Арифметику и алгебру Василий Шуйский тоже признавал: лет пять назад один крымчак — полудикий человек — князю быстро показал счётную арабскую цифирь, и потом князь Василий долго не мог надивиться проворству её. Не раз, когда дворецкий подавал своему господину длительные свитки — альманахи из буквенных вязких и громоздких пересчётов, Шуйский в два приёма — тут же при казначее, чуть в сторонке — ладным столбиком поверял всё казначеево корпение и даже на лету мысли правил в великом рулоне ошибки. Казначей уходил из княжьей горницы убитый — набитым каким-то дураком, до седин дожившим, но даже не приблизившимся к барскому уму — и ожидал скорого отнятия своей фальшивой головы от воистину золотой должности. А господин только посмеивался и не открывал казначею десятичного восточного секрета лихих перемножений и дробей. Князю во всём необходимо быть высшим страхом, неотгаданным умом, даже для многокнижных слуг, только так спасёшься от лукавства их и воровства, чуткой злобы, измены... К тому же крымская арифметика — умственная легота — принадлежит господину по праву, как и всякое удобство. А тот, чьё истовое ремесло счёт цифр, пусть кириллицу от света до темна и мучит домонгольскими складами — на то и присажен... Пусть, пусть достигает снеди в йоте лица своего.

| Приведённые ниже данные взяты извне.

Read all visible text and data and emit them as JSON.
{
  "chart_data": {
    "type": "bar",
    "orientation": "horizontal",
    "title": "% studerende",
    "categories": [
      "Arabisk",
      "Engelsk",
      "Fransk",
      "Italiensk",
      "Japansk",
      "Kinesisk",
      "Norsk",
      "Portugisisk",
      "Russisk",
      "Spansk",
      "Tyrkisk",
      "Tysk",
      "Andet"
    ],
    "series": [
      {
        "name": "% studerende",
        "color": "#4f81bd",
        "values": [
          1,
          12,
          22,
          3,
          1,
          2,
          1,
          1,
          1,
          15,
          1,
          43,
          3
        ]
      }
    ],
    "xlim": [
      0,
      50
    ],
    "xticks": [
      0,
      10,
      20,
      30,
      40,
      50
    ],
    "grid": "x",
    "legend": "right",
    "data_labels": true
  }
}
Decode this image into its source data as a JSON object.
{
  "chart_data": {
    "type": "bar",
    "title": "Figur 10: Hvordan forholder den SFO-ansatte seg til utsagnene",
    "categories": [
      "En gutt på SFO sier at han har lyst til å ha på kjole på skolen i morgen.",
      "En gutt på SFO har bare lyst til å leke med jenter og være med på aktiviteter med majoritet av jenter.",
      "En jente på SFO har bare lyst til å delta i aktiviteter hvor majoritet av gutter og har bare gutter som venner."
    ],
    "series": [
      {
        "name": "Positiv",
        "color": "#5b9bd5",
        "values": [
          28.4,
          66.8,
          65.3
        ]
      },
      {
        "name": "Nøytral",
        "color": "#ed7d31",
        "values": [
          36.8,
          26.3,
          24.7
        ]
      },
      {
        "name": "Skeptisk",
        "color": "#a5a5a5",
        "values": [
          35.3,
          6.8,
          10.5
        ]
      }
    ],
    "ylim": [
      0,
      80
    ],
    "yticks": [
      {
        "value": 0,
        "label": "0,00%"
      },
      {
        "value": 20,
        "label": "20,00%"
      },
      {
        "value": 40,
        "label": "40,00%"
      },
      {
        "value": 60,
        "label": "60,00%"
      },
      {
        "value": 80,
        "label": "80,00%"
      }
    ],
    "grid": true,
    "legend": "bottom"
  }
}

Шуйского удручала несколько наука география. География рассказывала о том, что на земле над океанской влажью ежевечно умножается и рушится, цветёт и вянет прегордое число царств, императорств, королевств и бухарств. Сиречь властелинов земных, Божьих наместников над материками уже столько, что хватило бы заложить их венчанными головами все бойницы и зубцы Московского Кремля (да и на Китай-город бы осталось — такая расплодилась властелинов прорва). И всё одно — достославной главы князя Василия Шуйского среди них не было бы.
В играх детства само выходило так, что деятельный, прожорливый и сметливый Безобразов занимал всё заречное пространство, хоть и не руководя, но изрядно тесня мечтательного и смешливого Отрепьева. Теперь таких тревожливых хлюстов вокруг Отрепьева было такое множество, что, когда Безобразов хотел занять одно из достойнейших мест среди них, такого свободного места уже не оказалось. Хлюсты легко оттирали друга детства от царя (то были истинные, дельные хлюсты, не ему чета), но самого монарха — как разглядел вскоре Безобразов — они, всем подвижным отважным многолюдством своим, уже не заслоняли. Напротив, всё — так ли, эдак — обращалось именно вокруг него, расступалось перед ним в потребном ему направлении, притекало к нему плотно или стремилось обратно. Хотя Отрепьев мог, пребывая, и исчезнуть, сказав только несколько слов, точно бросив в сухую охапку самомнений и пристрастий свиты пару крохотных искр. Тогда от горделивого растреска и шума костра голосов прыгали, поёживались или гасли на месте настенные свечи. Но всегда оказывалось, что Отрепьев никуда и не отходил, не оставлял свой костёр без призора: он, наверное, только сжимался, как на корточках, задумчиво вслушиваясь в непрестанную работу костра... Когда ему одному нужно было, он его ловко, по-охотницки, тушил прохладной точной струйкой. И расшвыривал скипетром порознь дымящиеся сучья и уголья...
«Пошто ж так? Правом какой силы им это обделывается?» — всё как-то не понимал Безобразов, пока случайно вдруг не вспомнил, что друг его просто царь. «Как же он?.. Ведь он Бога не побоялся? — долгими вечерами всё мнилось в привратных хоромах их новосельнику-стольнику. — Вот я за эти же три года до пригородного дворянина дошёл, так ведь я на Горохова Проньку, соседа, извет нашелестил, три пятины под Ростовом у него оторвал, мзды дал приказному две кадки капусты да мёду — одну, да дьяка в гости зазвал — чихирём из бутылки с-под малвазии поил, да подстелил под него на ночь свою бабу, и то вот каковы дела мои! А он?! Это ж сколько он-то тогда накуролесил?!»